There are quite a lot of artisans like him and some of them gang up in trade unions and those unions are not poor and their coffers are open to any Pol who will ensure enactment of the necessary legislation. So it could happen. Again.
But there are also quite a lot of Retired Persons like me, and the AARP is a kind of union too, and has a deal of political clout. Why should it not make sure that its members are decently equipped with luxury transport of their choice, along with free maintenance, and a housekeeper to make sure all is kept clean? After all there's plenty of money yet that can be squeezed out of the taxpayer, and if they should ever squeal too loudly, more can readily be printed. That's how needs are met.
Or rather, that's how government meets needs.
After its day has passed, how will the resulting zero government society meet needs? - there are two ways, and only two.

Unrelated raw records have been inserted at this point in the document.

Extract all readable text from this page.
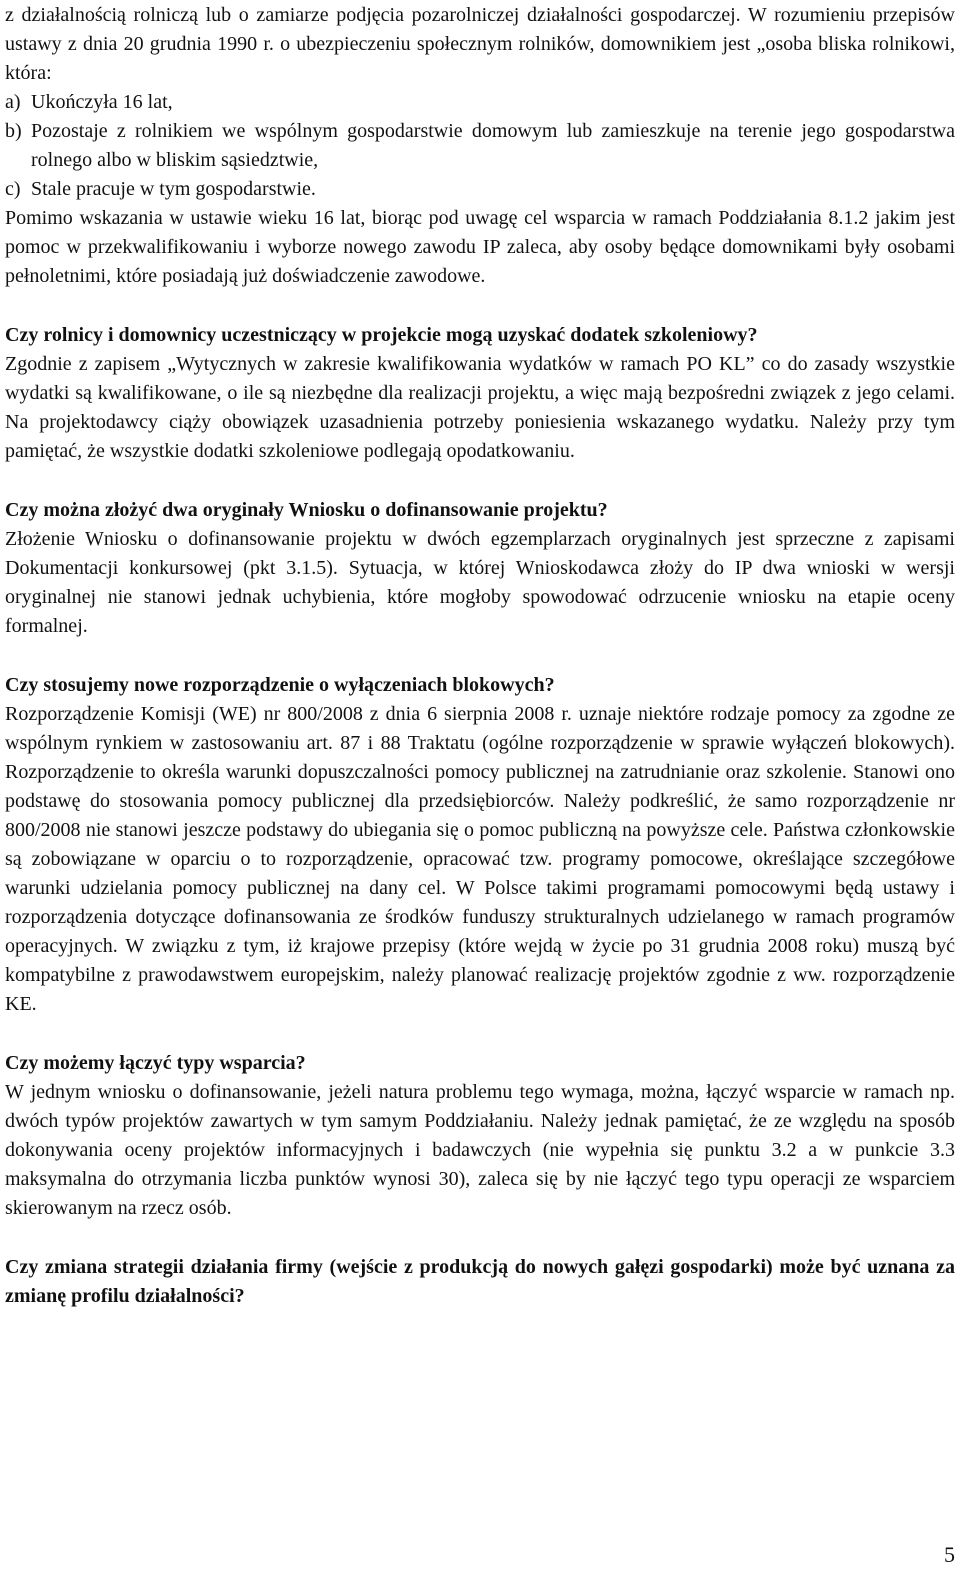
z działalnością rolniczą lub o zamiarze podjęcia pozarolniczej działalności gospodarczej. W rozumieniu przepisów ustawy z dnia 20 grudnia 1990 r. o ubezpieczeniu społecznym rolników, domownikiem jest „osoba bliska rolnikowi, która:

a) Ukończyła 16 lat,
b) Pozostaje z rolnikiem we wspólnym gospodarstwie domowym lub zamieszkuje na terenie jego gospodarstwa rolnego albo w bliskim sąsiedztwie,
c) Stale pracuje w tym gospodarstwie.

Pomimo wskazania w ustawie wieku 16 lat, biorąc pod uwagę cel wsparcia w ramach Poddziałania 8.1.2 jakim jest pomoc w przekwalifikowaniu i wyborze nowego zawodu IP zaleca, aby osoby będące domownikami były osobami pełnoletnimi, które posiadają już doświadczenie zawodowe.

Czy rolnicy i domownicy uczestniczący w projekcie mogą uzyskać dodatek szkoleniowy?

Zgodnie z zapisem „Wytycznych w zakresie kwalifikowania wydatków w ramach PO KL” co do zasady wszystkie wydatki są kwalifikowane, o ile są niezbędne dla realizacji projektu, a więc mają bezpośredni związek z jego celami. Na projektodawcy ciąży obowiązek uzasadnienia potrzeby poniesienia wskazanego wydatku. Należy przy tym pamiętać, że wszystkie dodatki szkoleniowe podlegają opodatkowaniu.

Czy można złożyć dwa oryginały Wniosku o dofinansowanie projektu?

Złożenie Wniosku o dofinansowanie projektu w dwóch egzemplarzach oryginalnych jest sprzeczne z zapisami Dokumentacji konkursowej (pkt 3.1.5). Sytuacja, w której Wnioskodawca złoży do IP dwa wnioski w wersji oryginalnej nie stanowi jednak uchybienia, które mogłoby spowodować odrzucenie wniosku na etapie oceny formalnej.

Czy stosujemy nowe rozporządzenie o wyłączeniach blokowych?

Rozporządzenie Komisji (WE) nr 800/2008 z dnia 6 sierpnia 2008 r. uznaje niektóre rodzaje pomocy za zgodne ze wspólnym rynkiem w zastosowaniu art. 87 i 88 Traktatu (ogólne rozporządzenie w sprawie wyłączeń blokowych). Rozporządzenie to określa warunki dopuszczalności pomocy publicznej na zatrudnianie oraz szkolenie. Stanowi ono podstawę do stosowania pomocy publicznej dla przedsiębiorców. Należy podkreślić, że samo rozporządzenie nr 800/2008 nie stanowi jeszcze podstawy do ubiegania się o pomoc publiczną na powyższe cele. Państwa członkowskie są zobowiązane w oparciu o to rozporządzenie, opracować tzw. programy pomocowe, określające szczegółowe warunki udzielania pomocy publicznej na dany cel. W Polsce takimi programami pomocowymi będą ustawy i rozporządzenia dotyczące dofinansowania ze środków funduszy strukturalnych udzielanego w ramach programów operacyjnych. W związku z tym, iż krajowe przepisy (które wejdą w życie po 31 grudnia 2008 roku) muszą być kompatybilne z prawodawstwem europejskim, należy planować realizację projektów zgodnie z ww. rozporządzenie KE.

Czy możemy łączyć typy wsparcia?

W jednym wniosku o dofinansowanie, jeżeli natura problemu tego wymaga, można, łączyć wsparcie w ramach np. dwóch typów projektów zawartych w tym samym Poddziałaniu. Należy jednak pamiętać, że ze względu na sposób dokonywania oceny projektów informacyjnych i badawczych (nie wypełnia się punktu 3.2 a w punkcie 3.3 maksymalna do otrzymania liczba punktów wynosi 30), zaleca się by nie łączyć tego typu operacji ze wsparciem skierowanym na rzecz osób.

Czy zmiana strategii działania firmy (wejście z produkcją do nowych gałęzi gospodarki) może być uznana za zmianę profilu działalności?
5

The first is by gift. An employee feels underpaid, and appeals for a supplement to his wage, and generous folk like the pickup driver on the Far Left digs into his wallet and makes him a donation. Or for my own needs, I might tap in to one of the charities like the American Society for the Relief of Distressed Gentlefolk and get them to arrange for the Rolls. Or failing all that, either of us could get the needed money the old-fashioned way: by inheriting it. Perfectly fair, and in the coming ZGS it will be rather common, for most people will, never having been taxed, have plenty left at the end of their lives to donate to worthy causes, especially their children.
The other, and dominant, way is by voluntary exchange.
An employee will tell his boss that he likes the work but feels he's being paid too little. A discussion will ensue, and if the boss thinks the person is giving him a better bargain than he can find from any replacement, a raise will follow; if not, the worker will shop around for a boss who needs him more. The labor market at work; it requires only that there be plenty of competitors hiring.
No taxes will prevent the accumulation of wealth or the building of a family fortune over more than one generation, and those facts are what will enable curmudgeons like me to retire in the luxury we deserve - including, of course, a little ol' Rolls Royce. This requires only that we do take advantage of the freedom to invest savings well, and ample precedent from the 19th and earlier centuries tells us that such thrift will be commonplace.
There will be some deserving poor, whom Nature has not equipped to look after themselves in such ways, and there always have been, and always before the word "entitlement" was so viciously twisted, they were cared for with compassion by the many able to help. Compassion has still not quite been extinguished and will rapidly resurrect after sanity has, with freedom, been restored.